In 2006, NAVA published "Good" Flag, "Bad" Flag, a general purpose guidebook to effective flag design, outlining five principles: avoiding letters and seals, simplicity, meaningful symbolism, two or three basic colors, and distinctiveness.

== Impact ==

NAVA members have also contributed to international flag design efforts. Prior to NAVA's founding, Whitney Smith assisted Guyanese President Cheddi Jagan in designing Guyana's new flag and later, in his capacity as president, advised governments on flags for Aruba, Bonaire, and the Saudi Arabian Navy. Decades later, in 2015, NAVA secretary Ted Kaye provided expertise to Fiji on a potential flag redesign, although the government ultimately decided not to proceed after an Olympic gold medal resulted in renewed national pride in the existing flag. In 2023, Kaye reprised his role as advisor, joining Brian Cham, a NAVA member, in advising the Minnesota State Emblems Redesign Commission (SERC).

NAVA's surveys and the publication of "Good" Flag, "Bad" Flag have significantly influenced public awareness and the redesign of flags across North America. By identifying poorly designed flags and highlighting best practices, NAVA inspired citizens, officials, and design committees to reevaluate existing state and city flags. In several cases, government officials have consulted NAVA members for expertise during the redesign process.
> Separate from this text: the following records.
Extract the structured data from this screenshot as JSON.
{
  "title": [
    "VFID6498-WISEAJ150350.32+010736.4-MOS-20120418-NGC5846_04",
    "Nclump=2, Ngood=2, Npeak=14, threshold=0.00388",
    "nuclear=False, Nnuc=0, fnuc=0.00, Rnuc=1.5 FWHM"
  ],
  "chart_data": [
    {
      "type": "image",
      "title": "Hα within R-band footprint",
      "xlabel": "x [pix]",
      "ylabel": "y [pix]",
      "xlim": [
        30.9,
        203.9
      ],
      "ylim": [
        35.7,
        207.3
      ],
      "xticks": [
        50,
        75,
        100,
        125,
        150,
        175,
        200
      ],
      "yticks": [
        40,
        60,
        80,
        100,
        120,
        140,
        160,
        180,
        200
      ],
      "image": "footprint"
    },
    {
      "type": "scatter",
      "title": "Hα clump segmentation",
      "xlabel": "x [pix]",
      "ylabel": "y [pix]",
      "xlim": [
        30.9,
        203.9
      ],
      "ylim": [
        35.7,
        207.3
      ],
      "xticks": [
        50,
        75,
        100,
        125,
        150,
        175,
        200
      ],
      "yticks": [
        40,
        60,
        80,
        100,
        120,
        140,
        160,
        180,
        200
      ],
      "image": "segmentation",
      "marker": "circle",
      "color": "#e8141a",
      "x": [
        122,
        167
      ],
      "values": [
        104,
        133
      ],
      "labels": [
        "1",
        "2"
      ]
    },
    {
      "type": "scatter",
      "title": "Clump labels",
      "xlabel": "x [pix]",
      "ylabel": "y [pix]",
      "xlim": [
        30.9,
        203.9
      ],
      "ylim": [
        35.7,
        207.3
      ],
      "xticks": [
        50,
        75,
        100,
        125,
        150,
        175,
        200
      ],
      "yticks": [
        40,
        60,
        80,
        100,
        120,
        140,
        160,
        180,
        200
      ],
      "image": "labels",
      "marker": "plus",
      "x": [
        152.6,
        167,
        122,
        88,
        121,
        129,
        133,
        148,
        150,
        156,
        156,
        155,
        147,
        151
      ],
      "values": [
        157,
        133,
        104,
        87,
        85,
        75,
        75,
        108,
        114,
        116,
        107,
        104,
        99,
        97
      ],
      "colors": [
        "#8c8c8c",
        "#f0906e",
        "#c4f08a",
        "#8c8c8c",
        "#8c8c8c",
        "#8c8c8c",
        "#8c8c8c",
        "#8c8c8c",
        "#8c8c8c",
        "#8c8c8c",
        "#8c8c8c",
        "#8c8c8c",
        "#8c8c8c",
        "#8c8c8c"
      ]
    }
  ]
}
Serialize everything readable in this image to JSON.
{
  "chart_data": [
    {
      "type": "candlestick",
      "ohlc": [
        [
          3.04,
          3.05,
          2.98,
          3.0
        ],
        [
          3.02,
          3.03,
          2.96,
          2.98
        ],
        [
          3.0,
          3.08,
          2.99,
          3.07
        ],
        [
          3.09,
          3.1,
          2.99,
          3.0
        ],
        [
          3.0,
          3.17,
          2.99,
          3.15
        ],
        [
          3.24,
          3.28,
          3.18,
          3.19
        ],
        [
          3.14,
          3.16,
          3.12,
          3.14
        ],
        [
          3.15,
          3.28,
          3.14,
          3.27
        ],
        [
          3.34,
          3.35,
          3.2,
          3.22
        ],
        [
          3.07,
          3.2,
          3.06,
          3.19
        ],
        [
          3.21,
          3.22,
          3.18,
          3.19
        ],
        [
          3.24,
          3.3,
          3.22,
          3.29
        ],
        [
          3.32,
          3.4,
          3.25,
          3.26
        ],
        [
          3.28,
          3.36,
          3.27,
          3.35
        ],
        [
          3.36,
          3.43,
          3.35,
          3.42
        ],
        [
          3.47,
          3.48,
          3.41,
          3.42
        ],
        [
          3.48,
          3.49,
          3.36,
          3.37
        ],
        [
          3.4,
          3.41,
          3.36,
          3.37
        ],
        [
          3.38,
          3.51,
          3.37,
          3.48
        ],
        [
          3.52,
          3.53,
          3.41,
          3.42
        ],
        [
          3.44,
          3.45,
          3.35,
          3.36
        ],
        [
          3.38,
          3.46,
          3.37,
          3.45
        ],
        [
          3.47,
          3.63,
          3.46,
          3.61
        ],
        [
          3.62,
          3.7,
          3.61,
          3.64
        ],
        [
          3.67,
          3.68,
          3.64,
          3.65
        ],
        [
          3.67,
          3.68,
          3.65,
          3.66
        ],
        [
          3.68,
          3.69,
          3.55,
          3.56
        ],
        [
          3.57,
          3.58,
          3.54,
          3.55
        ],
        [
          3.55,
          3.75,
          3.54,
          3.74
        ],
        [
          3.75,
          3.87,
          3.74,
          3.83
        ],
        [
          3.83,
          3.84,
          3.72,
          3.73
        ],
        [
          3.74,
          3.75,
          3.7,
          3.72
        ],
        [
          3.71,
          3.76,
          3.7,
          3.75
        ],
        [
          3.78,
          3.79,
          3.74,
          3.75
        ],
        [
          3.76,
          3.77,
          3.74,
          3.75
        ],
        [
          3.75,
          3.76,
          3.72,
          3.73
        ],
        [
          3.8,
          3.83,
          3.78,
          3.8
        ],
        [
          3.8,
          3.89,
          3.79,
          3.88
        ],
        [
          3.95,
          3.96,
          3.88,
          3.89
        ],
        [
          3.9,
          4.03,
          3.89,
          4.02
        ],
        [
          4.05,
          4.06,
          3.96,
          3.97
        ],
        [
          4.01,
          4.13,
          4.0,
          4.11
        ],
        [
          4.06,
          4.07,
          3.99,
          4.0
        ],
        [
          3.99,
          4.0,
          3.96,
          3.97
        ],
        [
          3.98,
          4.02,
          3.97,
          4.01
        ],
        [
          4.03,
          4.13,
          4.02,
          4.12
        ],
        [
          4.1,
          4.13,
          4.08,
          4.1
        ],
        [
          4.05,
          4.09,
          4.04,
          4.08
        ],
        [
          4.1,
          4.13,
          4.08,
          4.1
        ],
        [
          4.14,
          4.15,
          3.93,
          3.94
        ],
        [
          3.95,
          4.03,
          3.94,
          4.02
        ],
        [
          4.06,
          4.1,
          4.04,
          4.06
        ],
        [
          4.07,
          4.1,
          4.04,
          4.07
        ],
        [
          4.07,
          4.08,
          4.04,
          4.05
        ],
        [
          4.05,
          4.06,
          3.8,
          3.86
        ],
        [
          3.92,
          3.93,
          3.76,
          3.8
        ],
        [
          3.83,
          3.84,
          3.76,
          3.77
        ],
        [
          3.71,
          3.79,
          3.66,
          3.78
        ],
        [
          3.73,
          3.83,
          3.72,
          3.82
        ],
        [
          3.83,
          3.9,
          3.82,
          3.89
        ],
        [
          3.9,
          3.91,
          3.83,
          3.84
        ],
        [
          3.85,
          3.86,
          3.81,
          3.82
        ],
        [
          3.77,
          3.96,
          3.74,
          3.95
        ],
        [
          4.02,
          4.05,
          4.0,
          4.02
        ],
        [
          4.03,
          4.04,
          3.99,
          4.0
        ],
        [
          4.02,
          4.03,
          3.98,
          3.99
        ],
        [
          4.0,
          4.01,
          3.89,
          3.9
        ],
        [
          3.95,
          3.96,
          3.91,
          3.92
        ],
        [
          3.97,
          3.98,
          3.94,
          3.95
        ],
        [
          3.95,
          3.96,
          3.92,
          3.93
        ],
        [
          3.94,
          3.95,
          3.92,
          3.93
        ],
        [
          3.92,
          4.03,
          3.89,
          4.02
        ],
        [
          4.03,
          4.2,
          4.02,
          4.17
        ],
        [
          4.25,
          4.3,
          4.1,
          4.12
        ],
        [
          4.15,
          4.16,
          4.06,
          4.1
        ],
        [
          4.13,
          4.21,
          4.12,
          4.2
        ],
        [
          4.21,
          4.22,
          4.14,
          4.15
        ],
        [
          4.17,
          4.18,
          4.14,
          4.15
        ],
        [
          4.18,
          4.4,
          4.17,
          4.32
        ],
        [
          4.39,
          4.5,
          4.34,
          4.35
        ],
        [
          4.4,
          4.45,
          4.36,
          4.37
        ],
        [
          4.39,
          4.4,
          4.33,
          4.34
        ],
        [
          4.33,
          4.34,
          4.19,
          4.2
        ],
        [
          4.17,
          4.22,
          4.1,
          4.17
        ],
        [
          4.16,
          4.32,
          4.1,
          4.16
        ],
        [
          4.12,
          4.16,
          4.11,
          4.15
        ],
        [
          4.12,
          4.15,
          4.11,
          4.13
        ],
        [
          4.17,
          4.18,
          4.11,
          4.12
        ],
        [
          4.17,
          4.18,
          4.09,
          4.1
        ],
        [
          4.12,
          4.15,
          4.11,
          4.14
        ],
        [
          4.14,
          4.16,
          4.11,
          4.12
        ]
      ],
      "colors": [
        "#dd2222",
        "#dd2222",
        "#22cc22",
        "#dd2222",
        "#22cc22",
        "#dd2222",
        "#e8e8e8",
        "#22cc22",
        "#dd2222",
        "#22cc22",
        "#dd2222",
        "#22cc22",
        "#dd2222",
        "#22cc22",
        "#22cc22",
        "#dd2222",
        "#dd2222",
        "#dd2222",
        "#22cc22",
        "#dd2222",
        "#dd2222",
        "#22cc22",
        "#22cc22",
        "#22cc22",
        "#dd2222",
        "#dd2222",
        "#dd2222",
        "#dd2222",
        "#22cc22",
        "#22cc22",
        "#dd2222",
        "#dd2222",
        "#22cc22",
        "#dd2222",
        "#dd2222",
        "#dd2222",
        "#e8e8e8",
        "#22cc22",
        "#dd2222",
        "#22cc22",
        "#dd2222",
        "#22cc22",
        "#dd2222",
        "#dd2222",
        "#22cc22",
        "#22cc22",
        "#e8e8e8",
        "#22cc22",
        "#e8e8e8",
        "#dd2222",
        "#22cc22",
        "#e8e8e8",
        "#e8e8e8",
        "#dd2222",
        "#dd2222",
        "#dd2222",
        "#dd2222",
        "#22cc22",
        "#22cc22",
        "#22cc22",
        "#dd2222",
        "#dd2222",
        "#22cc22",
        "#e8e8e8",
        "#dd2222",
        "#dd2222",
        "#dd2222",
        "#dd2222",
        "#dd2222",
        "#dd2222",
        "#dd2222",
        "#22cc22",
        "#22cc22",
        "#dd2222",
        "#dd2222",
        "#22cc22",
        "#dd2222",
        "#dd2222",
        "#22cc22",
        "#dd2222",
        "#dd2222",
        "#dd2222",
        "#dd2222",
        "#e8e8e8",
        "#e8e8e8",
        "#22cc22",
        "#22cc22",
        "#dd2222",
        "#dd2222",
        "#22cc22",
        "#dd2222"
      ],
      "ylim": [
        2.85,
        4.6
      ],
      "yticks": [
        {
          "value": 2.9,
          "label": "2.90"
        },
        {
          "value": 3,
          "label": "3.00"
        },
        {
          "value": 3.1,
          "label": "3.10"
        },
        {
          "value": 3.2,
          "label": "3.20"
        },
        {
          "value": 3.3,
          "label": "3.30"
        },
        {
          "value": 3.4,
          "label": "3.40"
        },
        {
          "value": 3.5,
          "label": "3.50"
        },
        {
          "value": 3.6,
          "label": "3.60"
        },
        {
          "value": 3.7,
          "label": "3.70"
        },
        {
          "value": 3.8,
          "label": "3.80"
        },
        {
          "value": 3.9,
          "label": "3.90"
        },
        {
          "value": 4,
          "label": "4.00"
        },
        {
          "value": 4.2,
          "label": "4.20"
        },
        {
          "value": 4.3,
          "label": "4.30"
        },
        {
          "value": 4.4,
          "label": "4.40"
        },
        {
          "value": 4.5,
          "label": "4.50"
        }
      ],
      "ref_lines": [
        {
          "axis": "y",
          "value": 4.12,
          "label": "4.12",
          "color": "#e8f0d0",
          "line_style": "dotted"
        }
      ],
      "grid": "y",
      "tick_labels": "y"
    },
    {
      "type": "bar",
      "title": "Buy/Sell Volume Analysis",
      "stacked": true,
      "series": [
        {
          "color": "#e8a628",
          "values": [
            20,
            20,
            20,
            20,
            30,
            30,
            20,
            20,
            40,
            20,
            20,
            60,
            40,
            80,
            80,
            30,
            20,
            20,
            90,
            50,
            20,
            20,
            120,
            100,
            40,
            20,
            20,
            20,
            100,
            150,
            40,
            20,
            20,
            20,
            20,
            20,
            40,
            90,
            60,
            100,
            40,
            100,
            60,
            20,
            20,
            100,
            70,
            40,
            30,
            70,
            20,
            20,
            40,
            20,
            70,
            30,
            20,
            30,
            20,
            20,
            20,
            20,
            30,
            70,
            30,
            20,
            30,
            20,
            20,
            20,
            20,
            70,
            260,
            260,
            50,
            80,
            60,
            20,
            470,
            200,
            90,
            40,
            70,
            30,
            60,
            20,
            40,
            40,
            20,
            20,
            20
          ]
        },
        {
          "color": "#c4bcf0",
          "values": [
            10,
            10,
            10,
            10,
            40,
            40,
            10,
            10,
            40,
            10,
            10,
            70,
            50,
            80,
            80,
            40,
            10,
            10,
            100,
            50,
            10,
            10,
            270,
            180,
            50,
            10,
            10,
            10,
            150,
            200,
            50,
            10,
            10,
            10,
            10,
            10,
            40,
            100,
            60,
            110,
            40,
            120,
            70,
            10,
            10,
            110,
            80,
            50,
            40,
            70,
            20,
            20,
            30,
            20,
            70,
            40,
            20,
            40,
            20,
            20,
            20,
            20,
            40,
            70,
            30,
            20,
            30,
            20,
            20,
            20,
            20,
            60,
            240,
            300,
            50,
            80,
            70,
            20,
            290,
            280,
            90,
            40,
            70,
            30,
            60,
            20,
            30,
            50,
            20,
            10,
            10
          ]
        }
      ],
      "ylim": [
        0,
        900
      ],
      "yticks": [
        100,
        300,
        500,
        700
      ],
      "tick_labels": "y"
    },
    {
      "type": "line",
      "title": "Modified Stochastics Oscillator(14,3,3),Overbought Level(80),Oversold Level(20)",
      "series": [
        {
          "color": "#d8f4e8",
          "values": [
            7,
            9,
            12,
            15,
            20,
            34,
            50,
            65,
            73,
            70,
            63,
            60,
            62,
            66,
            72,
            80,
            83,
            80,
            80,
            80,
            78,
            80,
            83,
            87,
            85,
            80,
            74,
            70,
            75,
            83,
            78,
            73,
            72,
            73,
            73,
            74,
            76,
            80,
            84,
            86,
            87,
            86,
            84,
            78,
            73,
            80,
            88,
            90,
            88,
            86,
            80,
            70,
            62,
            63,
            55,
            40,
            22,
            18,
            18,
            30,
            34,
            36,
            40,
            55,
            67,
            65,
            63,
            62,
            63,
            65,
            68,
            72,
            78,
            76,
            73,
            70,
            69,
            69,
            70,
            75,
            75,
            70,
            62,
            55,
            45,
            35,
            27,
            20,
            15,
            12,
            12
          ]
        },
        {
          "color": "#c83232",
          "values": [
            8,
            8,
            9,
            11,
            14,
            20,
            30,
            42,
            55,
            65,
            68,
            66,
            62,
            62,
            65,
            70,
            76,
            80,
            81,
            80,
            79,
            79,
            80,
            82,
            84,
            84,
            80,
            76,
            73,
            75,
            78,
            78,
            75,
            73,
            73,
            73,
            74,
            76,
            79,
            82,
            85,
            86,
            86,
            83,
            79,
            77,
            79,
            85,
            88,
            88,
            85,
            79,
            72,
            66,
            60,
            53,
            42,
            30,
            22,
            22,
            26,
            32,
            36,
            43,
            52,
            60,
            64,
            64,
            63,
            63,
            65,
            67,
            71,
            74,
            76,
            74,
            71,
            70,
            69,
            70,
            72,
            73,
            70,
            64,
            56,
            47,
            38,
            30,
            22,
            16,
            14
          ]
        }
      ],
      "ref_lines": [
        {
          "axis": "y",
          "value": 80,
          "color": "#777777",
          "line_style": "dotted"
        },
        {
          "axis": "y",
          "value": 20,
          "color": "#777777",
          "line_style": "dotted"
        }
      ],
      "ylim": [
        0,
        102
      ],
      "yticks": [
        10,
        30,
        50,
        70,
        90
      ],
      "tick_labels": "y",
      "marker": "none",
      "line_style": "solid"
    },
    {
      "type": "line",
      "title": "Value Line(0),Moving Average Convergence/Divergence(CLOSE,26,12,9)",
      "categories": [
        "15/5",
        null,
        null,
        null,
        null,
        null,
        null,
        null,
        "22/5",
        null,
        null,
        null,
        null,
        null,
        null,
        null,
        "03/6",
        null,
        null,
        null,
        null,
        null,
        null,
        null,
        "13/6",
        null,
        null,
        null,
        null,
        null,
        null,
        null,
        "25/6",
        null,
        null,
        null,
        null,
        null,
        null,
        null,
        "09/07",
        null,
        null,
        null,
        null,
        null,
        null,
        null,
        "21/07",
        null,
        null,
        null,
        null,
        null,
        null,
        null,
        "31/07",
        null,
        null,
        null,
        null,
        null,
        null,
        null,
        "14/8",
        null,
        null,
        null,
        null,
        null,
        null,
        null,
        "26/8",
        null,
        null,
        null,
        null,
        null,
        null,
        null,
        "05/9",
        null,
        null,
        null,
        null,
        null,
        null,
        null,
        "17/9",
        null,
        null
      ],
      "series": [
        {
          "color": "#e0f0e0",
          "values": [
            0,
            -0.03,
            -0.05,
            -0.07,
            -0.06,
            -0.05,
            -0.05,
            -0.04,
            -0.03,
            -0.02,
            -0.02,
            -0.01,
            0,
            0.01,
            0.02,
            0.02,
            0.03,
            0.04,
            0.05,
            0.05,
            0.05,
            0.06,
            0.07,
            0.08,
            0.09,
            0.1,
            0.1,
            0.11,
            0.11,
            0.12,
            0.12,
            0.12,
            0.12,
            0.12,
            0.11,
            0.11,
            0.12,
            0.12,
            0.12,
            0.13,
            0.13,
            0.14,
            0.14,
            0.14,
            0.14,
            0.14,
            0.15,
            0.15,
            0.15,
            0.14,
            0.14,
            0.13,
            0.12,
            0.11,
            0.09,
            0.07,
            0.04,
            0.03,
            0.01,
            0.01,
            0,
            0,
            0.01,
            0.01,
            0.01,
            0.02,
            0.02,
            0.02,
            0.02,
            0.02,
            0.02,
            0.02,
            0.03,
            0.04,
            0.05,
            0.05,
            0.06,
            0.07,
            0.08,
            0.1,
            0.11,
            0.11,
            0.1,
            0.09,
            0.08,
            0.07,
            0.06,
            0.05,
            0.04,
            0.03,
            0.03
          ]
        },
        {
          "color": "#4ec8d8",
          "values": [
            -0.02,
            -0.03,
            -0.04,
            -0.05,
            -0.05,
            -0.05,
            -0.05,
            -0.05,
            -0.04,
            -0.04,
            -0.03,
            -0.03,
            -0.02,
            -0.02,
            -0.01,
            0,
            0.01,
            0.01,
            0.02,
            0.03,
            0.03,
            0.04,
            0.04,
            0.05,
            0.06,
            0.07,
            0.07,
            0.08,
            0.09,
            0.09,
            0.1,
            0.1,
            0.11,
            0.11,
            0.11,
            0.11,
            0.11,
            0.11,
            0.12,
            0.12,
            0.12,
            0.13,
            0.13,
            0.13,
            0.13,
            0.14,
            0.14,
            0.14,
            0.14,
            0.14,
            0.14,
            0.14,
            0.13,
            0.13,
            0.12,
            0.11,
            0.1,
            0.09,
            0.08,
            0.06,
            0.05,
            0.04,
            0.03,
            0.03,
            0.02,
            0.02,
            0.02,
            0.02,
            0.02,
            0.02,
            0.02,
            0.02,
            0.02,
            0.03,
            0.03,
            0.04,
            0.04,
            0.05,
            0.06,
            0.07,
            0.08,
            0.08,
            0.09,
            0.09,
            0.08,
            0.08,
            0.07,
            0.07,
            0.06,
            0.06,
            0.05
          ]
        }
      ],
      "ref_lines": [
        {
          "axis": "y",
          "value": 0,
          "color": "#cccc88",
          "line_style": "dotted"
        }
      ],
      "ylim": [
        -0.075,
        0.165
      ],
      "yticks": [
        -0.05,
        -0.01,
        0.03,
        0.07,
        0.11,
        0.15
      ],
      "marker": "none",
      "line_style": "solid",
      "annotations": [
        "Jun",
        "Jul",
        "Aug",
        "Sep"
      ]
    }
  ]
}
Critic Perry Dane contends that the result of "Good" Flag, "Bad" Flag was flag design trending towards "gimmicky sameness", and leading to a reduction in variety and "historical depth" of flags.

=== State flags ===

Since NAVA’s 2001 survey, several U.S. states have redesigned their flags, often citing and drawing upon the association’s published design principles. Mississippi, Georgia, Utah, and Minnesota all replaced their previous flags, citing both poor design and problematic imagery.

=== City flags ===
City flags have seen a similar transformation. American radio host and podcaster Roman Mars's TED Talk on city flag designs in early 2015, covering NAVA's five principles, spurred redesign efforts in cities across the United States. In cases such as Burlington, Vermont, and Norman, Oklahoma local committees also consulted Ted Kaye to select new designs.

Since 2015, over 300 U.S. cities have updated their flags.

== Annual meetings ==
Since its founding, the association has held annual meetings across the U.S. and Canada to present research, share knowledge, and honor vexillological achievements. Since 1977, it has marked each meeting with a distinctive flag.

NAVA honors achievement in the field through several honors and awards:

| Award | Criteria | Notes |
|---|---|---|
| Captain William Driver Award | Presented to the individual who presents the best paper at the association's annual meeting. | — |
| The Vexillonnaire Award | Recognizes a flag scholar who becomes personally involved in a significant and successful act of creating, changing, or improving flag design, promoting good flag usage, or otherwise altering it for the better. | — |
| Kevin Harrington Award | Presented to the individual who authors the best article to appear in a non-vexillological publication during the preceding year. | — |
| John Purcell Award | Presented to an individual for an exemplary contribution that promotes public understanding of vexillology in North America. | — |
| Doreen Braverman Award | Presented to an organizational member who supports the association's mission by making a significant contribution to the vexillological community. | — |
| Whitney Smith Fellow | An individual who makes an outstanding contribution to North American vexillology may be elected to this honor by NAVA's executive board. | Honoree may use the postnominals "WSF" |
| Honorary Membership | Honors an individual who renders distinguished service to the association or to vexillology. | — |

== Publications ==
In addition to "Good" Flag, "Bad" Flag and its surveys (NAVA 2001 Survey, NAVA 2004 Survey, and the NAVA 2022 Survey), NAVA publishes Raven: A Journal of Vexillology, an annual peer-reviewed journal and Vexillum, a quarterly magazine (combining the previous Flag Research Quarterly and NAVA News). They cover vexillological topics and inter-disciplinary discussion as well as the Association's proceedings and other vexillological news. NAVA also maintains an archive of case studies of their involvement in the redesign process of flags for cities and states across North America.